Answering these are the jobs that get passed to the...

lowliest campaign staffer, who is coincidentally the least likely to know the accurate answers. It makes sense in the high-pressure world of presidential politics.

Aren’t you dying to know the favorite homemade dish of the next possible president?

So to save time, they put all this stuff on the website. But now the McCain campaign has been outted by TMZ.com and the Huffington Post for a kind of cereal plagiarizing of Cindy McCain’s alleged favorite recipes.

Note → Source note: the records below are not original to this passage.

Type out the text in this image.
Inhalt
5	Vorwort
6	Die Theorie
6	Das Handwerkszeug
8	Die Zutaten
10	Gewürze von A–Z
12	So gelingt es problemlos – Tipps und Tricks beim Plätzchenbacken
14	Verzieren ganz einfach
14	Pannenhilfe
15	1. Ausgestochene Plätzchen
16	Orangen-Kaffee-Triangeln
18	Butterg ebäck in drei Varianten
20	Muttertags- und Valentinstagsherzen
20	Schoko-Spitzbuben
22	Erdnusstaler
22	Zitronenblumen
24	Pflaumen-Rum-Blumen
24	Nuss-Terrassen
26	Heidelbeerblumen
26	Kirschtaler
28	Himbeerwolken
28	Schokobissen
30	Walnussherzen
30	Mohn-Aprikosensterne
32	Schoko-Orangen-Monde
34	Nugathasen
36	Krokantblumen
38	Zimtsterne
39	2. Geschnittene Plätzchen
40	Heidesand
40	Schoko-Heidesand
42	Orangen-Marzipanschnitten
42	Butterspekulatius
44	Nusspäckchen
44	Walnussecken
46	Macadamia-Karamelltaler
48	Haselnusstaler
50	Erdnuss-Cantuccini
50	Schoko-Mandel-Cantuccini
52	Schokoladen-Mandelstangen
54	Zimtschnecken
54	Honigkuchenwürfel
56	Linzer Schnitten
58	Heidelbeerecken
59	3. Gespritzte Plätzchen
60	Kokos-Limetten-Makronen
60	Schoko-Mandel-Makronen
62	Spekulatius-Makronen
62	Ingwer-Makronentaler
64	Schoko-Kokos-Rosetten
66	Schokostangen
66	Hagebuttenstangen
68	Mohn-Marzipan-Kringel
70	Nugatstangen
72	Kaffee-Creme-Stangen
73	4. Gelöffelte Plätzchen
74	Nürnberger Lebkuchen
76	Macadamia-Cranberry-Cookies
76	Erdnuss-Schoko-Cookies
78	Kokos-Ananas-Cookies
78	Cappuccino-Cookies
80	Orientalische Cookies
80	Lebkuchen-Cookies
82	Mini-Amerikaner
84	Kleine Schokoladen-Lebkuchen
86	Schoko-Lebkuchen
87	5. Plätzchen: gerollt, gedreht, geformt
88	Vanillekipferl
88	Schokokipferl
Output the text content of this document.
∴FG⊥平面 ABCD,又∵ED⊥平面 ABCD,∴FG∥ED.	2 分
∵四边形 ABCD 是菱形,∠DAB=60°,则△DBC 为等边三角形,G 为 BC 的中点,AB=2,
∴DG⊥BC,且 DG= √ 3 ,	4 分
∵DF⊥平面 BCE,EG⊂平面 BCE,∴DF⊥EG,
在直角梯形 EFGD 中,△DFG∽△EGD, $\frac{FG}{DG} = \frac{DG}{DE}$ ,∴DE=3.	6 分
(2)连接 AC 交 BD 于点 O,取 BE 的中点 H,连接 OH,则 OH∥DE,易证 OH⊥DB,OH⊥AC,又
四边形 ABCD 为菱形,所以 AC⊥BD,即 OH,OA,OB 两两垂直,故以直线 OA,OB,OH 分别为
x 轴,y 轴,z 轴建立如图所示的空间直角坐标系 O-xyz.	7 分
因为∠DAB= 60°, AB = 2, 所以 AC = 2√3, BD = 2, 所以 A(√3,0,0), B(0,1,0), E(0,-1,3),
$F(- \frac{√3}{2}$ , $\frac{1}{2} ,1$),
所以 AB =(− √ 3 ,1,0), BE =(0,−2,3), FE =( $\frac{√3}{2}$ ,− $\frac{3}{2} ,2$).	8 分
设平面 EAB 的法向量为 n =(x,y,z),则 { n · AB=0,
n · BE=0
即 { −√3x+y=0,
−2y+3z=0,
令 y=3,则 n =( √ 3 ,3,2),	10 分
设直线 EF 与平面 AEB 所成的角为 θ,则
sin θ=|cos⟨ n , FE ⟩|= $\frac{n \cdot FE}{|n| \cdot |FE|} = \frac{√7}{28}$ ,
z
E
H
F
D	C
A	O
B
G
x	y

Some intern, likely the daughter of a contributor taking a semester off from school, posted the Arizona senator’s wife’s favorite recipes, the campaign says. Just to look at the beer distributor heiress, anyone can tell she spends five to six hours a day over the stove.

Trouble is, those recipes already existed on the Food Network. And other places. And as David Weiner points out, when you Google certain ingredients, you get both the Food Network and the McCain campaign website.

An unlikely melange, shall we say.

According to the campaign, the Web recipe pages have been taken down. The intern has no doubt been diced and sliced. But they discovered something in the process.

It was a really popular feature. So the McCain folks are gonna put up new Cindy McCain favorite recipe pages. As soon as the oven reaches 450 degrees.

Next comes the favorite dishes that Bill Clinton likes to whip up after a hard day of criticizing other people.